Anyway yeah that but a thousand times faster, that's what I'm nervous about.

(b)
Look, we already have superhuman intelligences. We call them governments and while they put out a lot of good stuff, we're not wild about the effects they have on the world. We tell governments 'hey do what human voters want' and the monkey's paw curls and this is what we get.

Anyway yeah that but a thousand times faster, that's what I'm nervous about.

As recent experience has shown, exponential processes don't need to be smarter than us to utterly upend our way of life. They can go from a few problems here and there to swamping all other considerations in a span of time too fast to react to, if preparations aren't made and those knowledgeable don't have the leeway to act. We are in the early stages of an exponential increase in the power of AI algorithms over human life, and people who work directly on these problems are sounding the alarm right now. It is plausible that we will soon have processes that can escape the lab just as a virus can, and we as a species are pouring billions into gain-of-function research for these algorithms, with little concomitant funding or attention paid to the safety of such research.

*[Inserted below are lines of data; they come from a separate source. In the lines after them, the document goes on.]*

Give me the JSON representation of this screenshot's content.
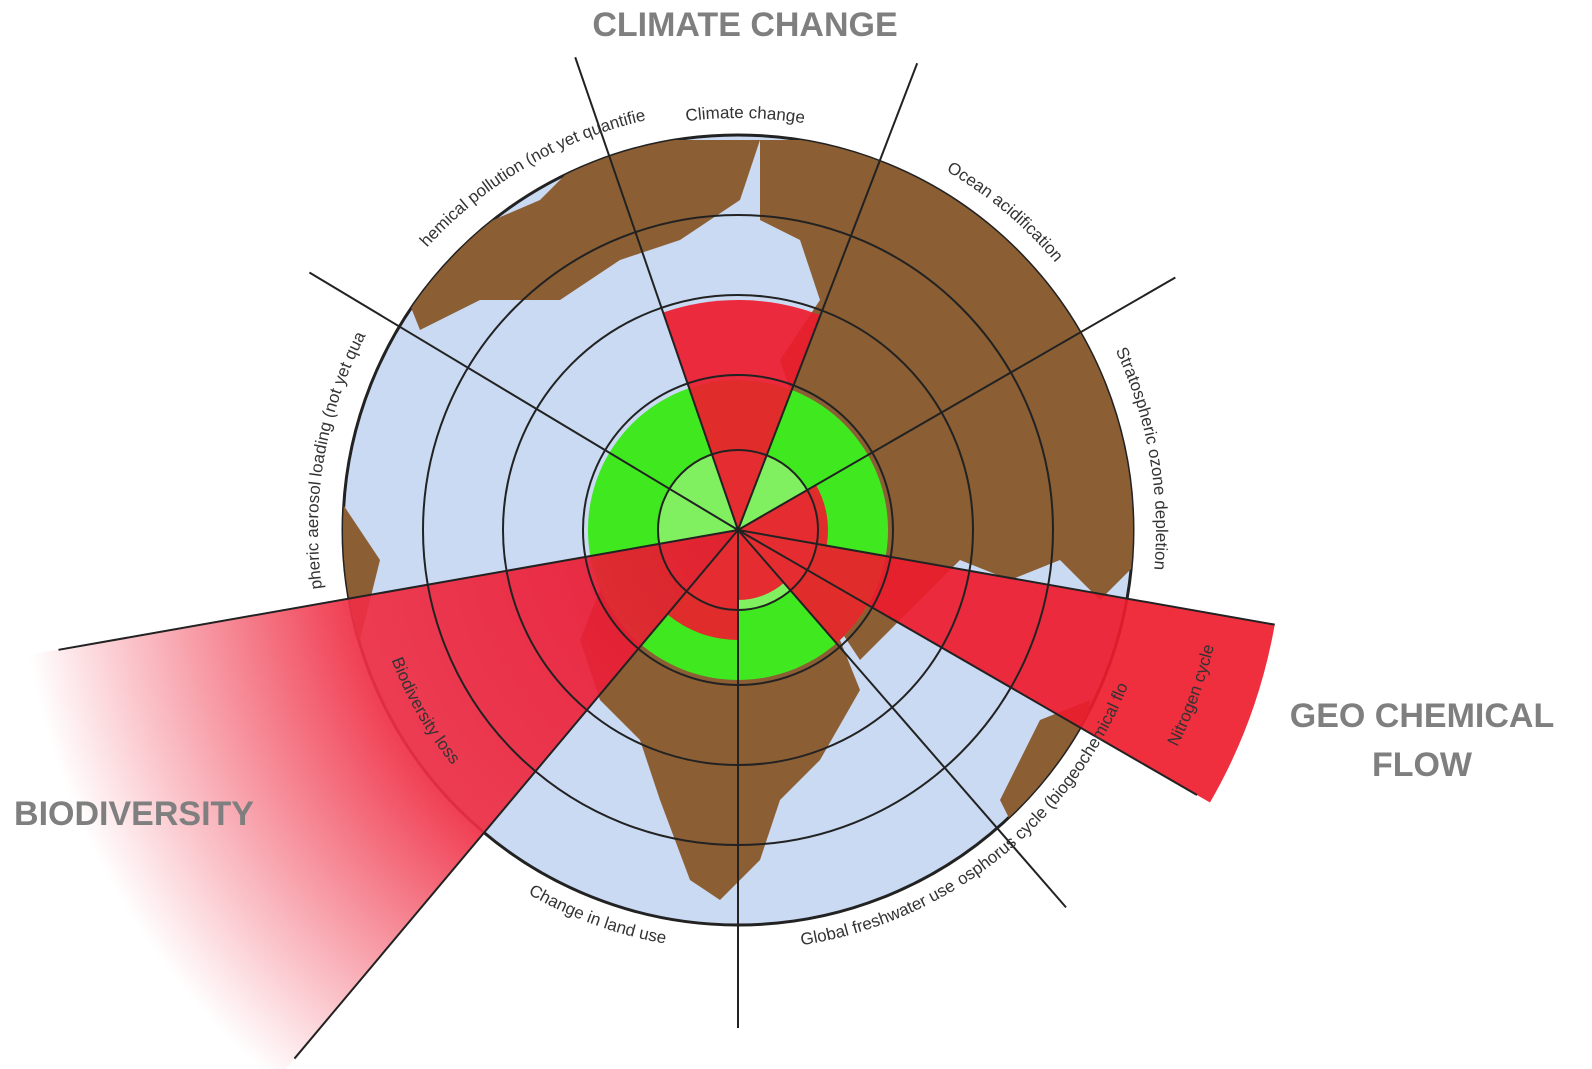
{
  "headings": {
    "climate_change": "CLIMATE CHANGE",
    "geo_chemical_flow": [
      "GEO CHEMICAL",
      "FLOW"
    ],
    "biodiversity": "BIODIVERSITY"
  },
  "segments": [
    {
      "label": "Climate change"
    },
    {
      "label": "Ocean acidification"
    },
    {
      "label": "Stratospheric ozone depletion"
    },
    {
      "label": "Nitrogen cycle"
    },
    {
      "label": "Phosphorus cycle (biogeochemical flow)"
    },
    {
      "label": "Global freshwater use"
    },
    {
      "label": "Change in land use"
    },
    {
      "label": "Biodiversity loss"
    },
    {
      "label": "Atmospheric aerosol loading (not yet quantified)"
    },
    {
      "label": "Chemical pollution (not yet quantified)"
    }
  ]
}
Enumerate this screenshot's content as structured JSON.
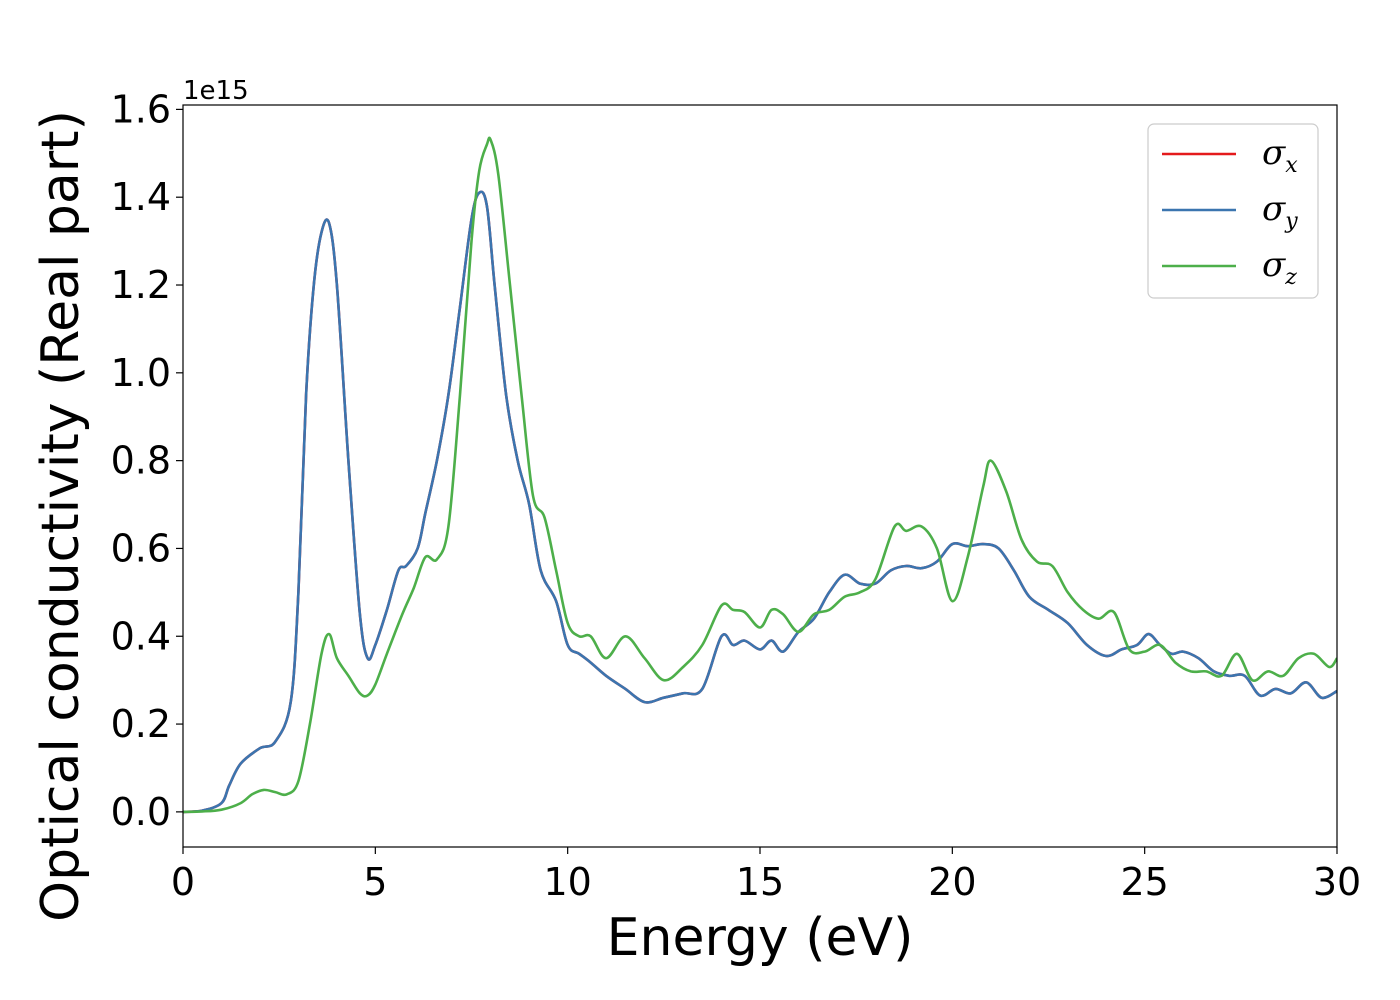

What about graphics?  e.g. https://twitter.com/DavidSKrueger/status/1520782213175992320

"Most AI reserch focus on building machines that do what we say. Aligment reserch is about building machines that do what we want."

Source: Me, probably heavely inspred by "Human Compatible" and that type of arguments. I used this argument in conversations to explain AI Alignment for a while, and I don't remember when I started. But the argument is very CIRL (cooperative inverse reinforcment learning).

I'm not sure if this works as a one liner explanation. But it does work as a conversation starter of why trying to speify goals directly is a bad idea. And how the things we care about often are hard to messure and therefore hard to instruct an AI to do. Insert referenc to King Midas, or talk about what can go wrong with a super inteligent Youtube algorithm that only optimises for clicks.

_____________________________

"Humans rule the earth becasue we are smart. Some day we'll build something smarter than us. When it hapens we better make sure it's on our side."

Source: Me

Inspiration: I don't know. I probably stole the structure of this agument from somwhere, but it was too long ago to remember. 

By "our side" I mean on the side of humans. I don't mean it as an us vs them thing. But maybe it can be read that way. That would be bad. I've never run in to that missunderstanding though, but I also have not talked to politicians.


 

Question: "effective arguments for the importance of AI safety" - is this about arguments for the importance of just technical AI safety, or more general AI safety, to include governance and similar things?